Gebäudeschadstoffe

 

 

Ältere Bauwerke können oft schadstoffhaltige Gebäudesubstanzen enthalten.

 

Das Ziel unserer Gebäudebegehung bzw. Ortsbesichtigung ist, diese schädlichen oder speziell zu entsorgenden Baustoffe zu erkennen und Proben der Gebäudesubstanz zu entnehmen. Je nach Art des Baustoffes werden anschließend chemische Untersuchungen der Proben durchgeführt.

Auf Grundlage der Ortsbegehung und der Analysenergebnisse kann anschließend die anfallende Abfallmenge geschätzt und je nach Bedarf ein Entsorgungs- und Rückbaukonzept entwickelt werden.

 

Asbest

Aufgrund seiner brandschutztechnischen Eigenschaften ist Asbest ein häufig verwendeter Baustoff der 50er-80er Jahre.

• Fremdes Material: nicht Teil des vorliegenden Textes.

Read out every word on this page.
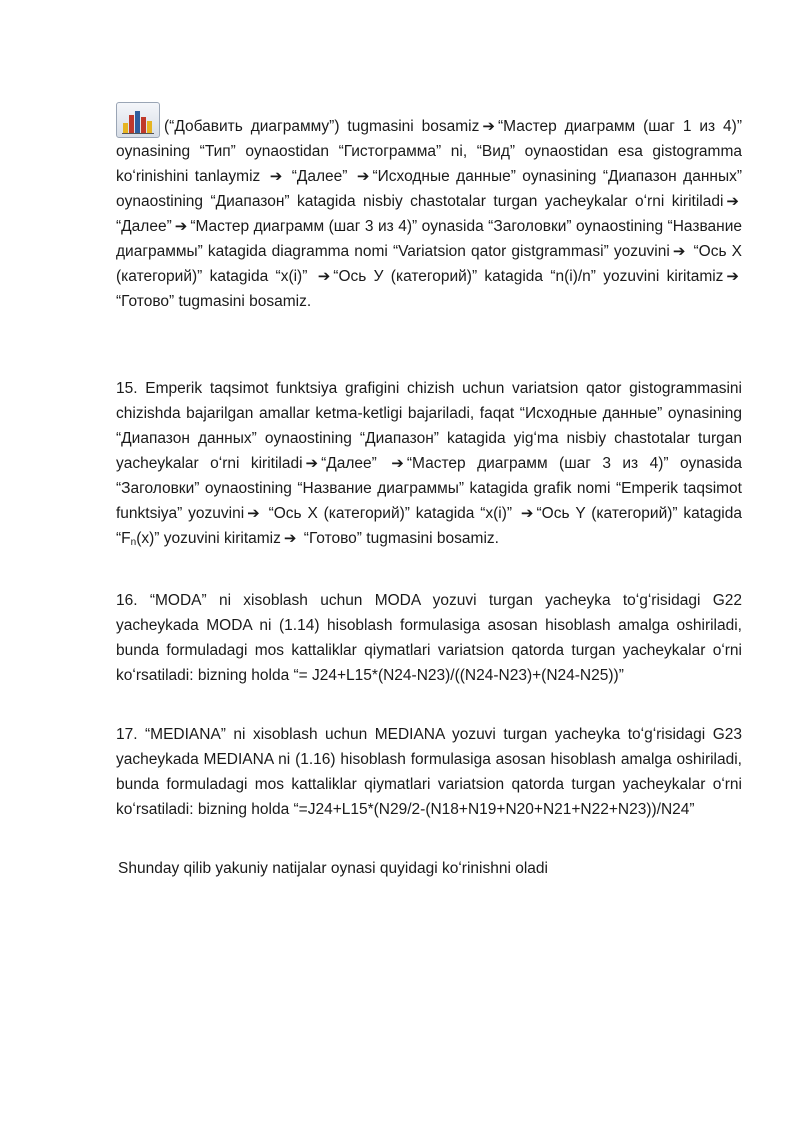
(“Добавить диаграмму”) tugmasini bosamiz ➔ “Мастер диаграмм (шаг 1 из 4)” oynasining “Тип” oynaostidan “Гистограмма” ni, “Вид” oynaostidan esa gistogramma koʻrinishini tanlaymiz ➔ “Далее” ➔ “Исходные данные” oynasining “Диапазон данных” oynaostining “Диапазон” katagida nisbiy chastotalar turgan yacheykalar oʻrni kiritiladi ➔ “Далее” ➔ “Мастер диаграмм (шаг 3 из 4)” oynasida “Заголовки” oynaostining “Название диаграммы” katagida diagramma nomi “Variatsion qator gistgrammasi” yozuvini ➔ “Ось X (категорий)” katagida “x(i)” ➔ “Ось У (категорий)” katagida “n(i)/n” yozuvini kiritamiz ➔ “Готово” tugmasini bosamiz.
15. Emperik taqsimot funktsiya grafigini chizish uchun variatsion qator gistogrammasini chizishda bajarilgan amallar ketma-ketligi bajariladi, faqat “Исходные данные” oynasining “Диапазон данных” oynaostining “Диапазон” katagida yigʻma nisbiy chastotalar turgan yacheykalar oʻrni kiritiladi ➔ “Далее” ➔ “Мастер диаграмм (шаг 3 из 4)” oynasida “Заголовки” oynaostining “Название диаграммы” katagida grafik nomi “Emperik taqsimot funktsiya” yozuvini ➔ “Ось X (категорий)” katagida “x(i)” ➔ “Ось Y (категорий)” katagida “$F_n(x)$” yozuvini kiritamiz ➔ “Готово” tugmasini bosamiz.
16. “MODA” ni xisoblash uchun MODA yozuvi turgan yacheyka toʻgʻrisidagi G22 yacheykada MODA ni (1.14) hisoblash formulasiga asosan hisoblash amalga oshiriladi, bunda formuladagi mos kattaliklar qiymatlari variatsion qatorda turgan yacheykalar oʻrni koʻrsatiladi: bizning holda “= J24+L15*(N24-N23)/((N24-N23)+(N24-N25))”
17. “MEDIANA” ni xisoblash uchun MEDIANA yozuvi turgan yacheyka toʻgʻrisidagi G23 yacheykada MEDIANA ni (1.16) hisoblash formulasiga asosan hisoblash amalga oshiriladi, bunda formuladagi mos kattaliklar qiymatlari variatsion qatorda turgan yacheykalar oʻrni koʻrsatiladi: bizning holda “=J24+L15*(N29/2-(N18+N19+N20+N21+N22+N23))/N24”
Shunday qilib yakuniy natijalar oynasi quyidagi koʻrinishni oladi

Asbesthaltige Baustoffe können in den unterschiedlichsten Erscheinungsformen auftreten. Alte Brandschutztüren enthalten z.B. häufig lungengängige Fasern. Dichtungsringe von alten Rippen-Heizkörpern können ebenfalls asbesthaltig sein. 

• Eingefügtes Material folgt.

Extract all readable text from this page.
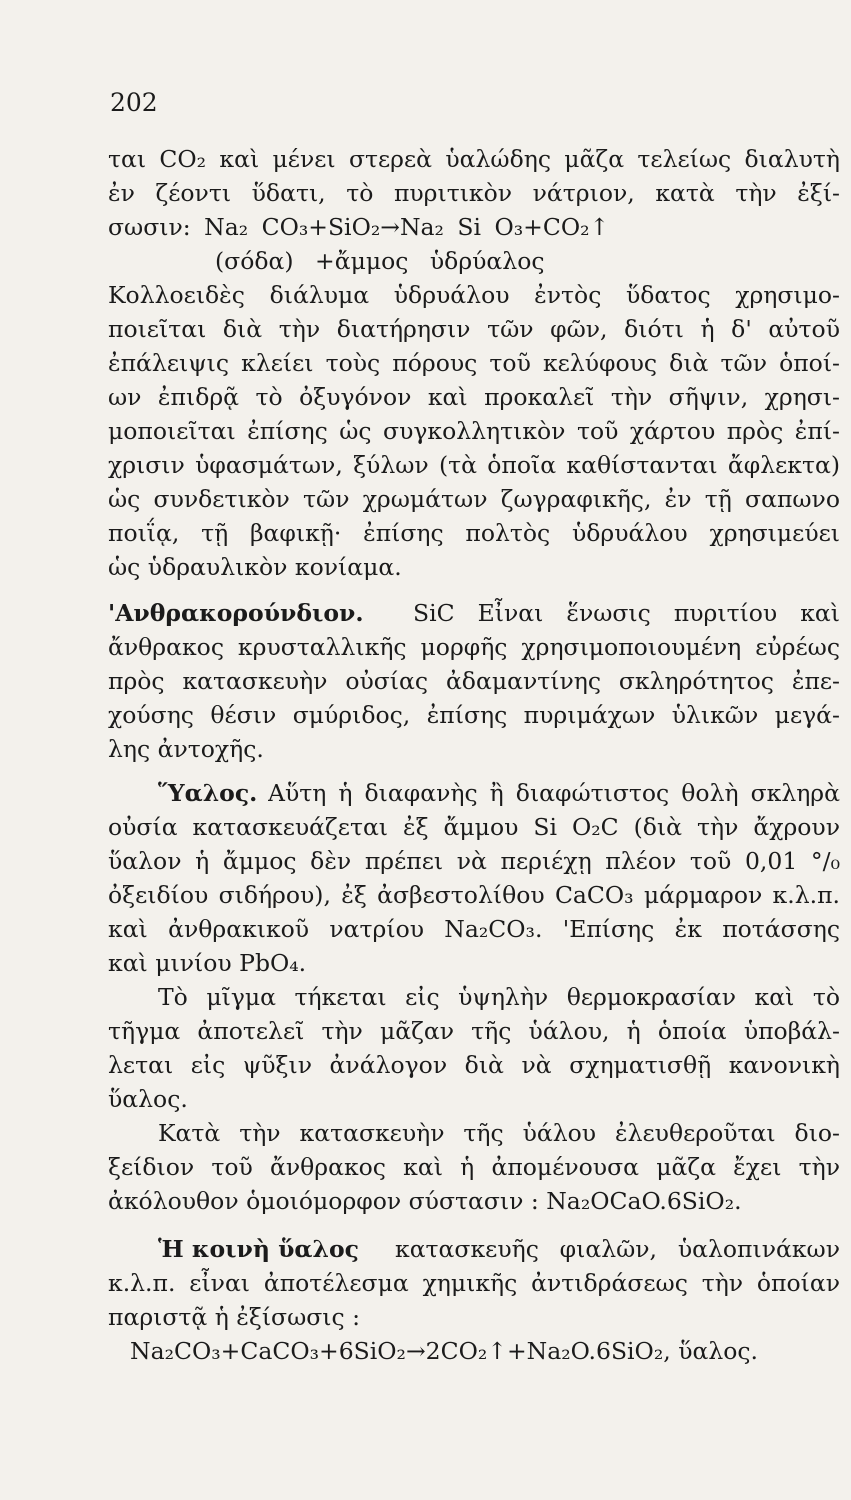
202
ται CO₂ καὶ μένει στερεὰ ὑαλώδης μᾶζα τελείως διαλυτὴ
ἐν ζέοντι ὕδατι, τὸ πυριτικὸν νάτριον, κατὰ τὴν ἐξί-
σωσιν: Na₂ CO₃+SiO₂→Na₂ Si O₃+CO₂↑
(σόδα) +ἄμμος ὑδρύαλος
Κολλοειδὲς διάλυμα ὑδρυάλου ἐντὸς ὕδατος χρησιμο-
ποιεῖται διὰ τὴν διατήρησιν τῶν φῶν, διότι ἡ δ' αὐτοῦ
ἐπάλειψις κλείει τοὺς πόρους τοῦ κελύφους διὰ τῶν ὁποί-
ων ἐπιδρᾷ τὸ ὀξυγόνον καὶ προκαλεῖ τὴν σῆψιν, χρησι-
μοποιεῖται ἐπίσης ὡς συγκολλητικὸν τοῦ χάρτου πρὸς ἐπί-
χρισιν ὑφασμάτων, ξύλων (τὰ ὁποῖα καθίστανται ἄφλεκτα)
ὡς συνδετικὸν τῶν χρωμάτων ζωγραφικῆς, ἐν τῇ σαπωνο
ποιΐᾳ, τῇ βαφικῇ· ἐπίσης πολτὸς ὑδρυάλου χρησιμεύει
ὡς ὑδραυλικὸν κονίαμα.
'Ανθρακορούνδιον.	SiC Εἶναι ἕνωσις πυριτίου καὶ
ἄνθρακος κρυσταλλικῆς μορφῆς χρησιμοποιουμένη εὐρέως
πρὸς κατασκευὴν οὐσίας ἀδαμαντίνης σκληρότητος ἐπε-
χούσης θέσιν σμύριδος, ἐπίσης πυριμάχων ὑλικῶν μεγά-
λης ἀντοχῆς.
Ὕαλος. Αὕτη ἡ διαφανὴς ἢ διαφώτιστος θολὴ σκληρὰ
οὐσία κατασκευάζεται ἐξ ἄμμου Si O₂C (διὰ τὴν ἄχρουν
ὕαλον ἡ ἄμμος δὲν πρέπει νὰ περιέχῃ πλέον τοῦ 0,01 °/₀
ὀξειδίου σιδήρου), ἐξ ἀσβεστολίθου CaCO₃ μάρμαρον κ.λ.π.
καὶ ἀνθρακικοῦ νατρίου Na₂CO₃. 'Επίσης ἐκ ποτάσσης
καὶ μινίου PbO₄.
Τὸ μῖγμα τήκεται εἰς ὑψηλὴν θερμοκρασίαν καὶ τὸ
τῆγμα ἀποτελεῖ τὴν μᾶζαν τῆς ὑάλου, ἡ ὁποία ὑποβάλ-
λεται εἰς ψῦξιν ἀνάλογον διὰ νὰ σχηματισθῇ κανονικὴ
ὕαλος.
Κατὰ τὴν κατασκευὴν τῆς ὑάλου ἐλευθεροῦται διο-
ξείδιον τοῦ ἄνθρακος καὶ ἡ ἀπομένουσα μᾶζα ἔχει τὴν
ἀκόλουθον ὁμοιόμορφον σύστασιν : Na₂OCaO.6SiO₂.
Ἡ κοινὴ ὕαλος	κατασκευῆς φιαλῶν, ὑαλοπινάκων
κ.λ.π. εἶναι ἀποτέλεσμα χημικῆς ἀντιδράσεως τὴν ὁποίαν
παριστᾷ ἡ ἐξίσωσις :
Na₂CO₃+CaCO₃+6SiO₂→2CO₂↑+Na₂O.6SiO₂, ὕαλος.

Fensterbänke, Rolladenkästen oder Lüftungsrohre können auch aus Asbestzement oder sogar Weichasbest bestehen. Ebenfalls zu nennen sind Bodenbeläge wie z.B. für die 60er Jahre typische Floor Flex Platten.

Aufgrund neuer technischer Möglichkeiten zur Probenvorbereitung und Auswertung von Asbestproben können heute Faserbeimengungen von weniger als 1 % nachgewiesen werden. Dies betrifft vorrangig Wandputze, Spachtelmassen und ggf. Kleber. 

Asbest ist ein karzinogener Baustoff. Freigesetzte Asbestfasern können über die Luft eingeatmet werden. Die feinen Fasern sind durch ihre Abmessungen lungengängig.  Aus diesem Grund sind bei dem Rückbau von asbesthaltigen Stoffen besondere Arbeitsschutzmaßnahmen und auch eine gesonderte Entsorgung notwendig.

 

 

KMF

Künstliche Mineralfasern, kurz KMF wurden zur Dämmung eingesetzt. Die Fasern der alten, gelblichen Dämmwolle sind wie auch Asbestfasern lungengängig und karzinogen.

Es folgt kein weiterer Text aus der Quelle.